Fake It Til’ You Make It
Late last year, I had a conversation with a new friend about “imposter syndrome.” She too was a new yoga teacher and asked me if I felt this affliction. Finally, I had the language and the community to understand what I had been feeling. I completed my yoga teacher training in late 2016, and a year later I still was barely teaching. I would teach friends and family, often doing energy exchanges with people and never offering formal classes. I compared myself to other teachers, and limited myself. I thought, “I don’t know what I’m doing.” I would teach friends and feel nervous to correct them. I believed I didn’t know what I was doing. And in some ways, maybe I didn’t? I was not practicing as often as I would like to be. I was feeling myself slipping off the path of yoga. Although yoga was still a part of my daily life, I found myself questioning if I “deserved” to or was good enough to teach. And a byproduct of this is passing on indecisive, blocked solar plexus energy to your students during class. I knew this, and so I couldn't bring myself to teach often enough to gain the experience I knew I desperately needed.
So I challenged myself. After teaching what really felt like less classes than I could count on my fingers and toes, I committed to giving karma service as a yoga center on Isla Mujeres, Quintana Roo, Mexico. I planned to arrive, take a few classes, refresh my mind with the Sivananda class and start teaching some classes after a day or two when I felt more ready.

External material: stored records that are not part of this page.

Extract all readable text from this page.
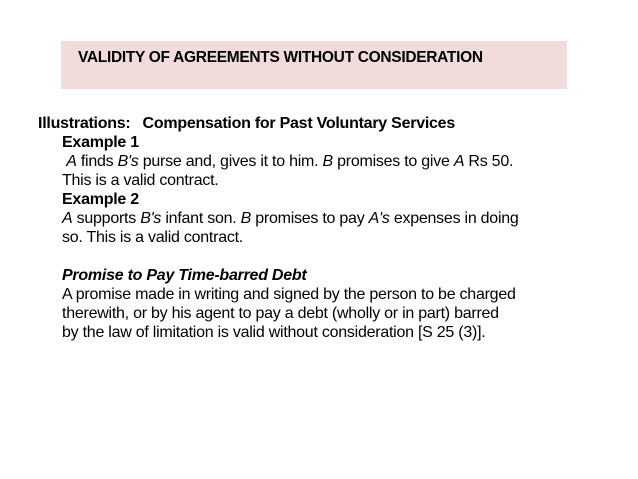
VALIDITY OF AGREEMENTS WITHOUT CONSIDERATION
Illustrations: Compensation for Past Voluntary Services
Example 1
A finds B's purse and, gives it to him. B promises to give A Rs 50.
This is a valid contract.
Example 2
A supports B's infant son. B promises to pay A's expenses in doing
so. This is a valid contract.
Promise to Pay Time-barred Debt
A promise made in writing and signed by the person to be charged
therewith, or by his agent to pay a debt (wholly or in part) barred
by the law of limitation is valid without consideration [S 25 (3)].
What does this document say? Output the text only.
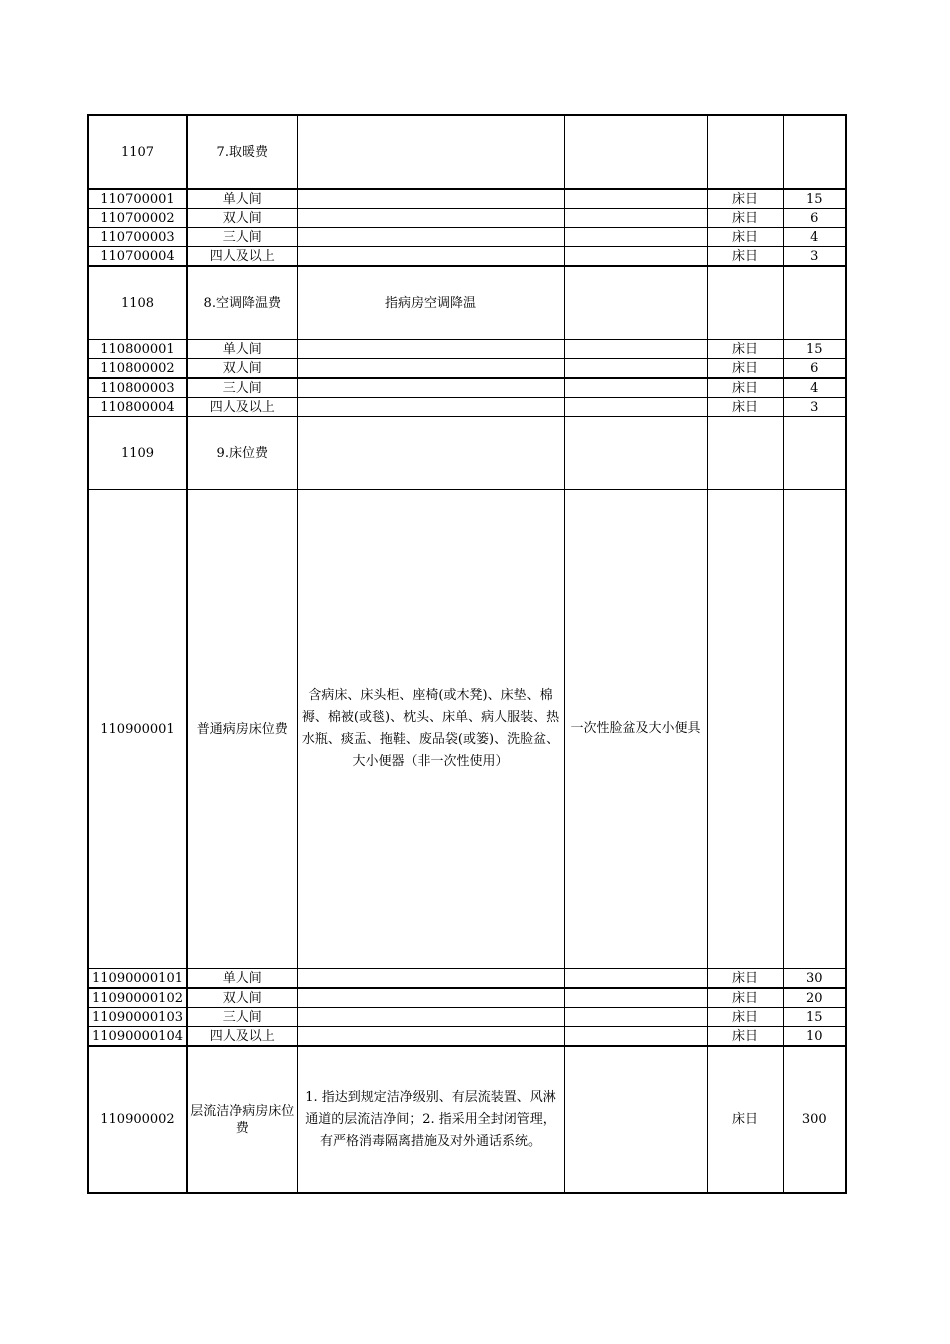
1107	7.取暖费				
110700001	单人间			床日	15
110700002	双人间			床日	6
110700003	三人间			床日	4
110700004	四人及以上			床日	3
1108	8.空调降温费	指病房空调降温			
110800001	单人间			床日	15
110800002	双人间			床日	6
110800003	三人间			床日	4
110800004	四人及以上			床日	3
1109	9.床位费				
110900001	普通病房床位费	含病床、床头柜、座椅(或木凳)、床垫、棉褥、棉被(或毯)、枕头、床单、病人服装、热水瓶、痰盂、拖鞋、废品袋(或篓)、洗脸盆、大小便器（非一次性使用）	一次性脸盆及大小便具		
11090000101	单人间			床日	30
11090000102	双人间			床日	20
11090000103	三人间			床日	15
11090000104	四人及以上			床日	10
110900002	层流洁净病房床位费	1. 指达到规定洁净级别、有层流装置、风淋通道的层流洁净间；2. 指采用全封闭管理，有严格消毒隔离措施及对外通话系统。		床日	300
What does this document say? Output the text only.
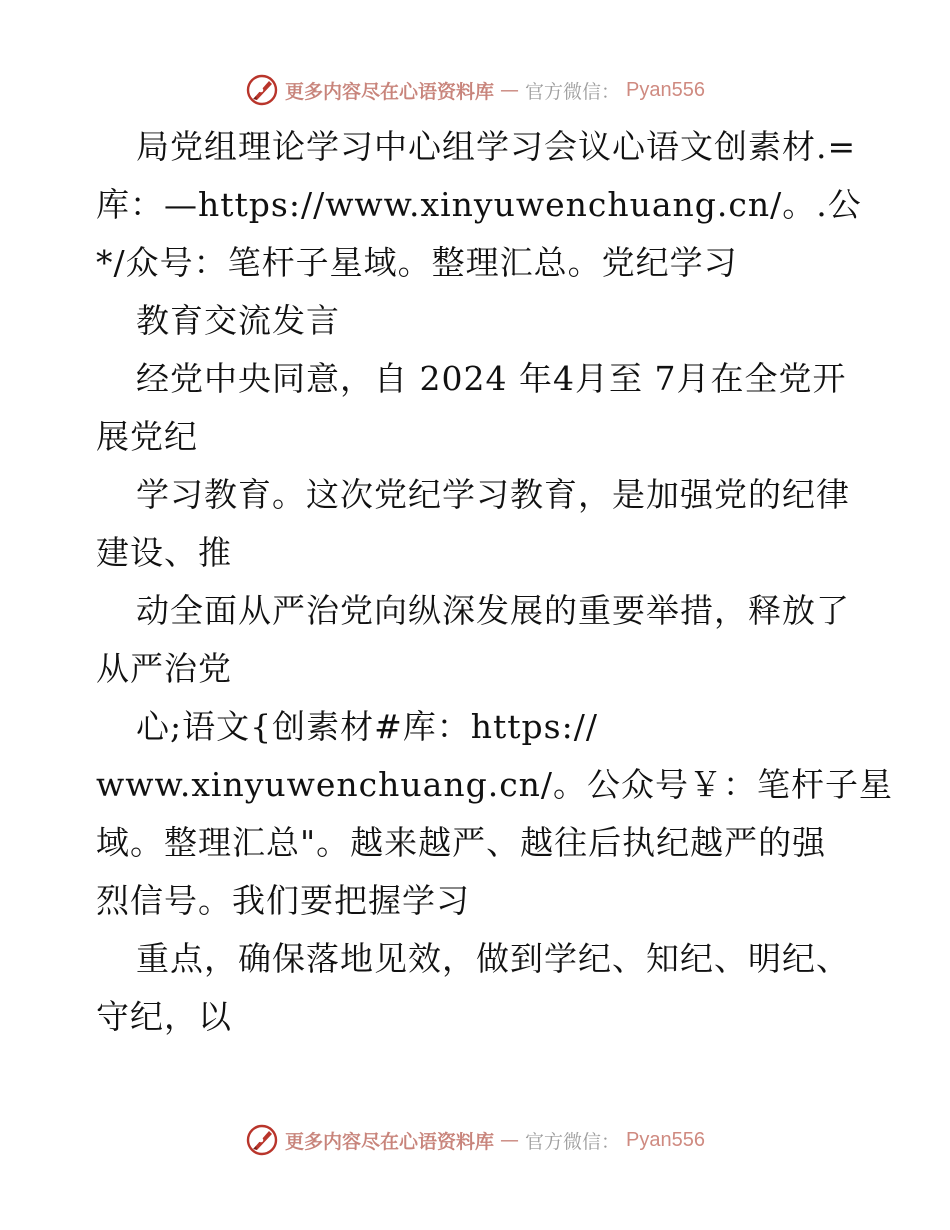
更多内容尽在心语资料库 — 官方微信： Pyan556
局党组理论学习中心组学习会议心语文创素材.=
库：—https://www.xinyuwenchuang.cn/。.公
*/众号：笔杆子星域。整理汇总。党纪学习
教育交流发言
经党中央同意，自 2024 年4月至 7月在全党开
展党纪
学习教育。这次党纪学习教育，是加强党的纪律
建设、推
动全面从严治党向纵深发展的重要举措，释放了
从严治党
心;语文{创素材#库：https://
www.xinyuwenchuang.cn/。公众号￥：笔杆子星
域。整理汇总"。越来越严、越往后执纪越严的强
烈信号。我们要把握学习
重点，确保落地见效，做到学纪、知纪、明纪、
守纪，以
更多内容尽在心语资料库 — 官方微信： Pyan556
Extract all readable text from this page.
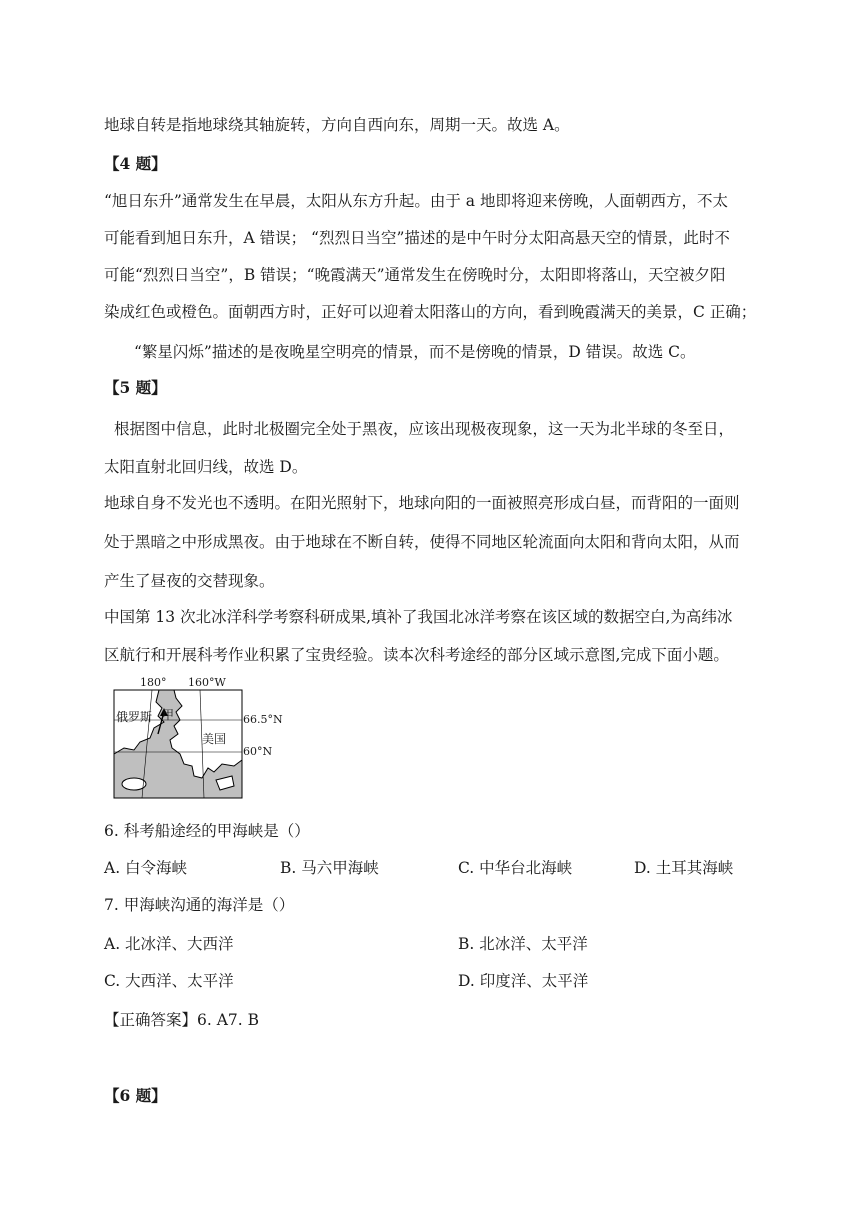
地球自转是指地球绕其轴旋转，方向自西向东，周期一天。故选 A。
【4 题】
“旭日东升”通常发生在早晨，太阳从东方升起。由于 a 地即将迎来傍晚，人面朝西方，不太
可能看到旭日东升，A 错误； “烈烈日当空”描述的是中午时分太阳高悬天空的情景，此时不
可能“烈烈日当空”，B 错误；“晚霞满天”通常发生在傍晚时分，太阳即将落山，天空被夕阳
染成红色或橙色。面朝西方时，正好可以迎着太阳落山的方向，看到晚霞满天的美景，C 正确；
“繁星闪烁”描述的是夜晚星空明亮的情景，而不是傍晚的情景，D 错误。故选 C。
【5 题】
根据图中信息，此时北极圈完全处于黑夜，应该出现极夜现象，这一天为北半球的冬至日，
太阳直射北回归线，故选 D。
地球自身不发光也不透明。在阳光照射下，地球向阳的一面被照亮形成白昼，而背阳的一面则
处于黑暗之中形成黑夜。由于地球在不断自转，使得不同地区轮流面向太阳和背向太阳，从而
产生了昼夜的交替现象。
中国第 13 次北冰洋科学考察科研成果,填补了我国北冰洋考察在该区域的数据空白,为高纬冰
区航行和开展科考作业积累了宝贵经验。读本次科考途经的部分区域示意图,完成下面小题。
180° 160°W
俄罗斯 甲
美国
66.5°N
60°N
6. 科考船途经的甲海峡是（）
A. 白令海峡	B. 马六甲海峡	C. 中华台北海峡	D. 土耳其海峡
7. 甲海峡沟通的海洋是（）
A. 北冰洋、大西洋	B. 北冰洋、太平洋
C. 大西洋、太平洋	D. 印度洋、太平洋
【正确答案】6. A7. B
【6 题】
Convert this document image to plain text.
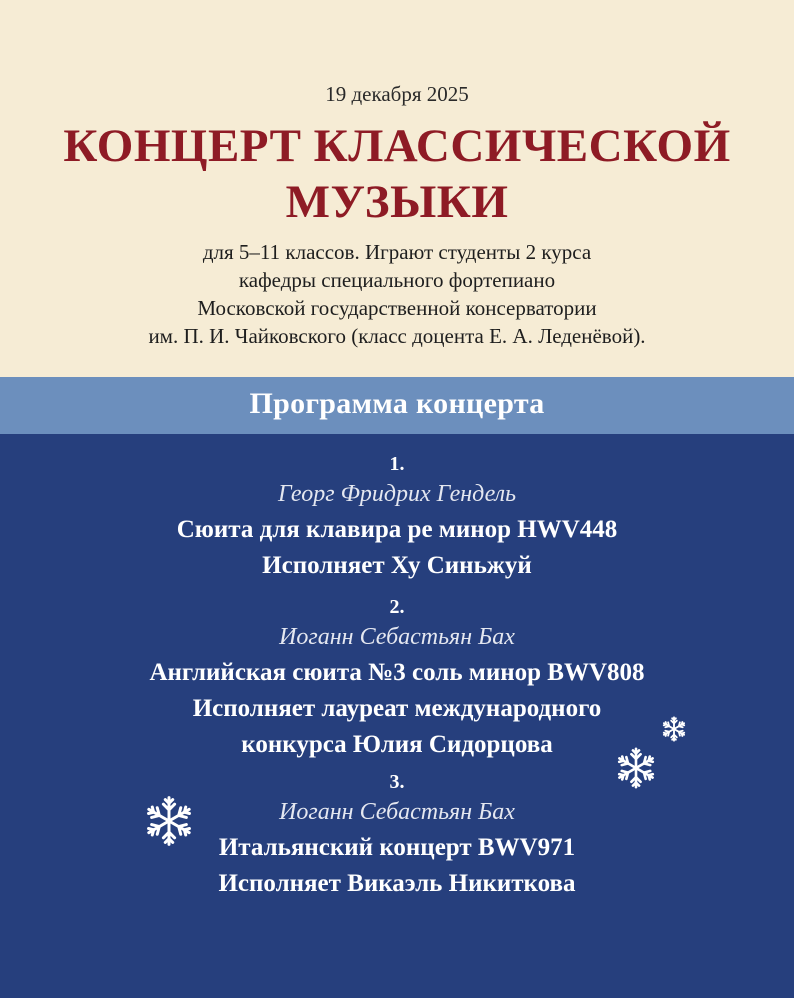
19 декабря 2025
КОНЦЕРТ КЛАССИЧЕСКОЙ
МУЗЫКИ
для 5–11 классов. Играют студенты 2 курса
кафедры специального фортепиано
Московской государственной консерватории
им. П. И. Чайковского (класс доцента Е. А. Леденёвой).
Программа концерта
1.
Георг Фридрих Гендель
Сюита для клавира ре минор HWV448
Исполняет Ху Синьжуй
2.
Иоганн Себастьян Бах
Английская сюита №3 соль минор BWV808
Исполняет лауреат международного
конкурса Юлия Сидорцова
3.
Иоганн Себастьян Бах
Итальянский концерт BWV971
Исполняет Викаэль Никиткова
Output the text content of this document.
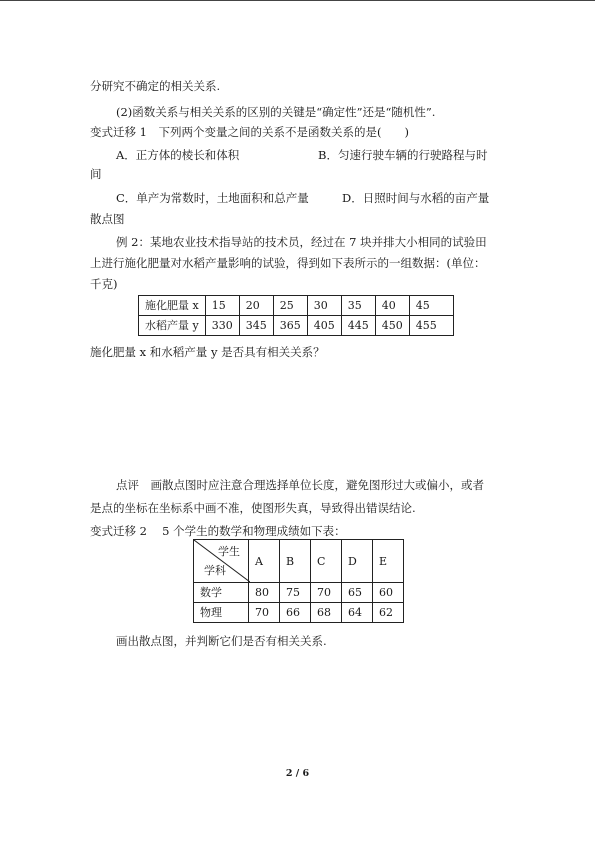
分研究不确定的相关关系.
(2)函数关系与相关关系的区别的关键是“确定性”还是“随机性”.
变式迁移 1　下列两个变量之间的关系不是函数关系的是(　　)
A．正方体的棱长和体积	B．匀速行驶车辆的行驶路程与时
间
C．单产为常数时，土地面积和总产量	D．日照时间与水稻的亩产量
散点图
例 2：某地农业技术指导站的技术员，经过在 7 块并排大小相同的试验田
上进行施化肥量对水稻产量影响的试验，得到如下表所示的一组数据：(单位：
千克)
施化肥量 x	15	20	25	30	35	40	45
水稻产量 y	330	345	365	405	445	450	455
施化肥量 x 和水稻产量 y 是否具有相关关系？
点评　画散点图时应注意合理选择单位长度，避免图形过大或偏小，或者
是点的坐标在坐标系中画不准，使图形失真，导致得出错误结论.
变式迁移 2　 5 个学生的数学和物理成绩如下表：
学生
学科	A	B	C	D	E
数学	80	75	70	65	60
物理	70	66	68	64	62
画出散点图，并判断它们是否有相关关系.
2 / 6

I arrived at 10pm on a Friday night, and was instructed to teach the next morning at 9am. The yoga teacher, a friend and mentor, who was going to be there when I originally committed to the karma service got sick and took time off. He left Mexico. So here I was, in a new place with no one to model myself after and no time to prepare.
If I would have had time to prepare, I would have had time to doubt myself. I would have had time to take another teacher’s class and put myself down about how I am not as good as them. I would have compared my teaching style to another teacher’s. Instead, I had to just do it. I was waking up around 5am and getting home around 3 or 4pm. I did not have time to doubt myself. I did not have energy to waste. I had to learn how to sit in my anxiety and self doubt and push through it. I had no one else to turn to and I wanted to do the best job I could.
This went on for 21 consecutive days. Each day I taught between one to three Sivananda classes that are one hour and a half each. In the final 7 days of this 21 period, there was a YTT (yoga teacher training) that had commenced. My initial intention was to come during this time because I wanted to redo the training. I didn’t "know what I was doing", after all. And so I believed I NEEDED another 200 hour teacher training. “Then I’ll be confident,” I thought.
It turns out part of my karma service was teaching classes during this time, too. When I found this out I was disappointed. I thought I was going to get to participate in another training! How else was I going to get confident?! I did not understand that the classes I would be teaching… would be to the students of the YTT. I was trusted to become part of the teaching team of a 200hr YTT. I received direct feedback from my students, yoga teachers and mentors. I found my voice. Because I had to. Because I could either sink or swim, and I chose to swim. How could you not choose to swim on a beautiful Caribbean island?
The butterflies I feel before a yoga class have dissipated, and now I am more confident to teach. I also remain humble and remember that although I am able to teach student teachers, I am too a student. I always will be a student. I am simply sharing what I know. And after a 21 day teaching immersion, I am practiced at sharing. The 21 day YTT was a learning immersion, but not the same as getting comfortable in the teaching role.
I am only limited by my own doubts. I am so grateful that I was trusted with teaching these classes before I felt I was ready. Sometimes we need responsibilities that are just slightly out of our level of comfort so that we can rise up to them. Sometimes we have to fake it until we make it.